The United States continues to suffer from a chronic shortage of physicians (like Dr. Bernstein) who are willing to perform abortions. This increases pressure to expand service provision by non-physicians, as Vermont has done for decades. These are all reasons to impose stricter oversight of elective third-trimester procedures, not insulate them yet further from proper regulatory authority. We must thank VTDigger, Dr. Bernstein, and H.57’s extremists for highlighting the regulatory deficiencies in current Vermont law.
Also unmentioned is that H.57 specifically prohibits any form of government intrusion into the medical provider’s decision to terminate a pregnancy at any stage. Will this provide practitioners with a legal foundation to resist insurers, hospitals or other private interests that might seek to restrict elective third-trimester abortions?
The most obvious problem with the facile argument that doctors and patients should decide when to kill without public scrutiny, is the least-common-denominator medical practice that will result. Just as anyone can find a physician prepared to offer a prescription for medicinal marijuana for “pain,” there will always be the physician willing to offer abortion services at that late stage for the “mental health” of the mother. What is being proposed is even more lax — that a woman can abort a late-term child with no limitation (i.e., for mental or physical health of the mother).

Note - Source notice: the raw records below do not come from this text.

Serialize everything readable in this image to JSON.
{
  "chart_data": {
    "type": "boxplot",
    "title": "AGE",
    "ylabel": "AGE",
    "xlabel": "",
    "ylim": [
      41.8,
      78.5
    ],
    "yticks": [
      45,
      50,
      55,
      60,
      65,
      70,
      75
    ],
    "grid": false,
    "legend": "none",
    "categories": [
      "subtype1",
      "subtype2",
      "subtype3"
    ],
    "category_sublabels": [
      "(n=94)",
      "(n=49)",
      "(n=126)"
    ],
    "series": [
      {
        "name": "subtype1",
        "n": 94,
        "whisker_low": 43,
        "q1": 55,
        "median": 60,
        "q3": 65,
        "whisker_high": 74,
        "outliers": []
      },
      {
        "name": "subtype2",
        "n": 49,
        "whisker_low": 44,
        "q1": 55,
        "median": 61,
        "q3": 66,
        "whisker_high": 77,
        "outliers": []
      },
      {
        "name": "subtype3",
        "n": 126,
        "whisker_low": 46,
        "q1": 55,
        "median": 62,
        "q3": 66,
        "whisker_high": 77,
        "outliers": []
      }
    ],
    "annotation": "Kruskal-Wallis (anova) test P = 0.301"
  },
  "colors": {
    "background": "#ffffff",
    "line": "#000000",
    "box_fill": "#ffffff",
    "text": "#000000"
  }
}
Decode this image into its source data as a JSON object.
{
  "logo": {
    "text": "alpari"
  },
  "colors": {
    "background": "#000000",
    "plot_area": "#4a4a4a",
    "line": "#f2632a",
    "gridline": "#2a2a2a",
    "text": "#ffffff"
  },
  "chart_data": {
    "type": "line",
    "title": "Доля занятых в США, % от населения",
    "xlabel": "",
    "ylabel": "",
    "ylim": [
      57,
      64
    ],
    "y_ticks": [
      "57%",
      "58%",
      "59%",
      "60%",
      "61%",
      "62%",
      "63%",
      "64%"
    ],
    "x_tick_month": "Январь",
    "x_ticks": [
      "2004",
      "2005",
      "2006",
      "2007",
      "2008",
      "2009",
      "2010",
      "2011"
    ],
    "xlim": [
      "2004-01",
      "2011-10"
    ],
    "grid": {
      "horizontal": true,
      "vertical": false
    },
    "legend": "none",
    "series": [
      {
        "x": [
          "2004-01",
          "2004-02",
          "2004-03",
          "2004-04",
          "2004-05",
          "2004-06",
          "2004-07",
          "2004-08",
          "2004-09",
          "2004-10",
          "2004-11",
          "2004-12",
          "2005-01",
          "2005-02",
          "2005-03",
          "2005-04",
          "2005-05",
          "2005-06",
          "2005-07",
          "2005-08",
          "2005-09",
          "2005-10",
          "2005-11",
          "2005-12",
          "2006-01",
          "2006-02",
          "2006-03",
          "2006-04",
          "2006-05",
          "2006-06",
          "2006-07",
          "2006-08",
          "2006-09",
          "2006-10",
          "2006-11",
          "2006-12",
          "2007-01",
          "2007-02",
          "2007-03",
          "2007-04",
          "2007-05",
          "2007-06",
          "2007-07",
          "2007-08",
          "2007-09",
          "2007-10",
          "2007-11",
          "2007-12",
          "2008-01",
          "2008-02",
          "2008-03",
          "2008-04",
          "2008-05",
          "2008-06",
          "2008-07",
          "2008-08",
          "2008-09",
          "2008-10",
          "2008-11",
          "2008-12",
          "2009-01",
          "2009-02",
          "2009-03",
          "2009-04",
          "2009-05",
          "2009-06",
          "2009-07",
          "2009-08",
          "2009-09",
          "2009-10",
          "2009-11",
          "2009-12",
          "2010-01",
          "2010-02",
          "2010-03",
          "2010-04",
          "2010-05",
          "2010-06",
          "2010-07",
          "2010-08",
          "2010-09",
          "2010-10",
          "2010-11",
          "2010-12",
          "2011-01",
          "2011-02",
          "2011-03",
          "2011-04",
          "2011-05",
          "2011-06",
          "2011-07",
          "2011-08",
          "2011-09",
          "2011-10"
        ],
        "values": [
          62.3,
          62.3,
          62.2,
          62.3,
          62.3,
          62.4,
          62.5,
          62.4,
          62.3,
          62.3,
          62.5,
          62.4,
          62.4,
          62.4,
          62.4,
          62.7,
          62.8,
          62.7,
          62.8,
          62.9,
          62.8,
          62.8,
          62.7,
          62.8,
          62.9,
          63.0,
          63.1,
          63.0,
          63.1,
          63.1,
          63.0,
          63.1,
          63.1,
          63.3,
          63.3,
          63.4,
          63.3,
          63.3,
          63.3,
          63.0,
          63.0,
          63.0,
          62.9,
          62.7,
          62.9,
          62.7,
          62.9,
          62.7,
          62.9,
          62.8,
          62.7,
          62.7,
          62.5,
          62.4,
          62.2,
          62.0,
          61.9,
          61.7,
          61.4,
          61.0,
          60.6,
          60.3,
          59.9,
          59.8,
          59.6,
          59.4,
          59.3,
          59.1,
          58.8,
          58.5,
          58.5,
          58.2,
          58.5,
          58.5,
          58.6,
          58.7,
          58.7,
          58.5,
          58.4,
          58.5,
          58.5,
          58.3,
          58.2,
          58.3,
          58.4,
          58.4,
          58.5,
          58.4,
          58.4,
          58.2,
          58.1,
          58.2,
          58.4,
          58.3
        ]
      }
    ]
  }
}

But exterminating a child is easier legally than getting a medical marijuana card — and Medicaid provides full coverage in Vermont for abortions (but not for weed).
H.57 also ensures that those who kill unborn babies while in the womb — for instance, by physically assaulting a pregnant woman, or causing a woman to miscarry via a drunken collision — can never be criminally charged for that offense. Is that outcome also the sole province of doctor-patient confidentiality?
Clearly, H.57 supporters are fully aware that elective third-trimester abortions are currently permitted in Vermont, and they wish at all costs to ensure that the provision of those services expands with no limit. Forty-three states have banned this procedure for a reason. Russia and North Korea ban these procedures for a reason. For what reason does Vermont seek to enshrine them?
Roe v. Wade already protects a mother’s right to terminate a pregnancy in the third trimester in the event of a threat to her health, and it is absurd to argue that that aspect of Roe is threatened. H.57 could simply affirm Roe’s protections of a woman’s rights during the third trimester, but it expands them to codify elective late-term procedures for any reason. Vermont’s H.57 zealots will not stand for any limitation of elective procedures, determined as they are to establish Vermont as the planet’s Mecca for late-term abortions.
John Klar is an attorney and farmer residing in Brookfield, and pastor of the First Congregational Church of Westfield.